JAKARTA – Perhimpunan Kebayaku menggelar peringatan Hari Kartini dengan sebuah tema besar yang penuh makna, “Prabhā Kartini”.
Acara yang berlangsung hangat dan elegan ini bukan sekadar perayaan tahunan, melainkan sebuah refleksi mendalam terhadap warisan intelektual dan spiritual Raden Ajeng Kartini sebagai pelita bagi perempuan modern di Indonesia.
Tampak para perempuan anggota perhimpunan ini tampil anggun nan cantik mengenakan kebaya beragam corak dan warna khas Nusantara.
Ketua Perhimpunan Kebayaku, Nunun Daradjatun, dalam sambutannya menekankan bahwa sosok Kartini bukan hanya sejarah yang dikenang, tetapi sebuah “Prabhā” merupakan ungkapan tentang cahaya yang terus bersinar, lembut namun menguatkan.
Menurutnya, warisan Kartini yang paling berharga adalah kesadaran bagi perempuan untuk berpikir, bersuara, dan menjadi diri sendiri meski di tengah keterbatasan.
“Habis Gelap Terbitlah Terang bukan sekadar catatan sejarah, melainkan cahaya yang terus hidup menerangi cara kita berpikir dan keberanian kita dalam memilih langkah sebagai perempuan hari ini. Melalui tema ‘Prabhā Kartini: Dari Warisan ke Masa Depan’, kami mengajak seluruh perempuan untuk tidak hanya merasakan terang itu, tetapi juga menjadi bagian dari cahaya tersebut,” ujar Nunun dalam keterangannya, Jumat (1/5/2026).
Lebih lanjut, istri Anggota Komisi III DPR RI serta Wakil Ketua Mahkamah Kehormatan Dewan (MKD) DPR RI, Komisaris Jenderal Polisi (Komjen Pol) Adang Daradjatun ini menggarisbawahi bahwa kekuatan pemikiran Kartini telah melampaui zaman dan terus beradaptasi.

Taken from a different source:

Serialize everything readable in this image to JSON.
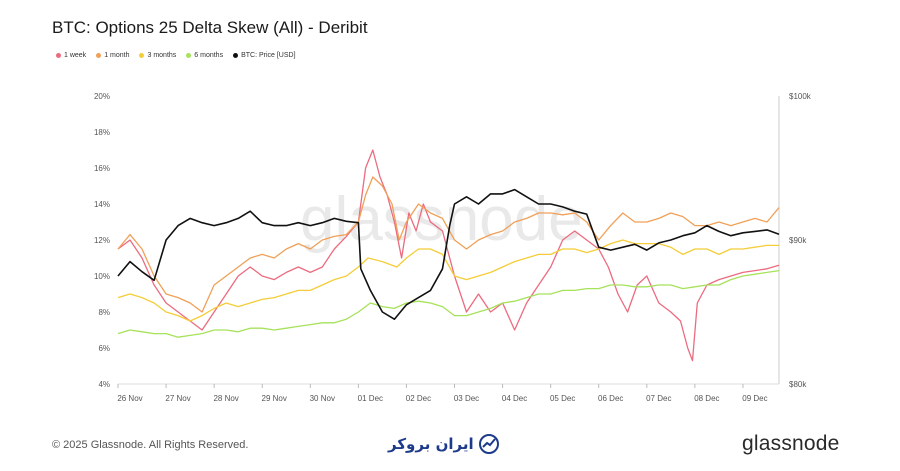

Ia mencontohkan bagaimana perjuangan kesetaraan yang digaungkan Kartini telah membuahkan hasil nyata dalam sejarah bangsa, di mana Indonesia pernah dipimpin oleh sosok perempuan hebat, Megawati Soekarnoputri.
Dalam acara ini, penggunaan Kebaya menjadi fokus utama sebagai simbol akar identitas yang tak lekang oleh waktu.
“Kebaya bukan sekadar busana, melainkan simbol keanggunan dan kelembutan yang berdaya. Dalam setiap helainya, tersimpan pengingat bahwa perempuan Indonesia mampu menjunjung jati diri sekaligus melangkah maju ke masa depan dengan caranya sendiri,” ungkapnya.

Kemeriahan acara pada sore hari yang digelar di Rumah Batik Danar Hadi Melawai, Jakarta Selatan, juga menampilkan peragaan busana yang memukau. Setiap langkah di atas panggung merayakan cahaya yang menghubungkan masa lalu, masa kini, dan masa depan.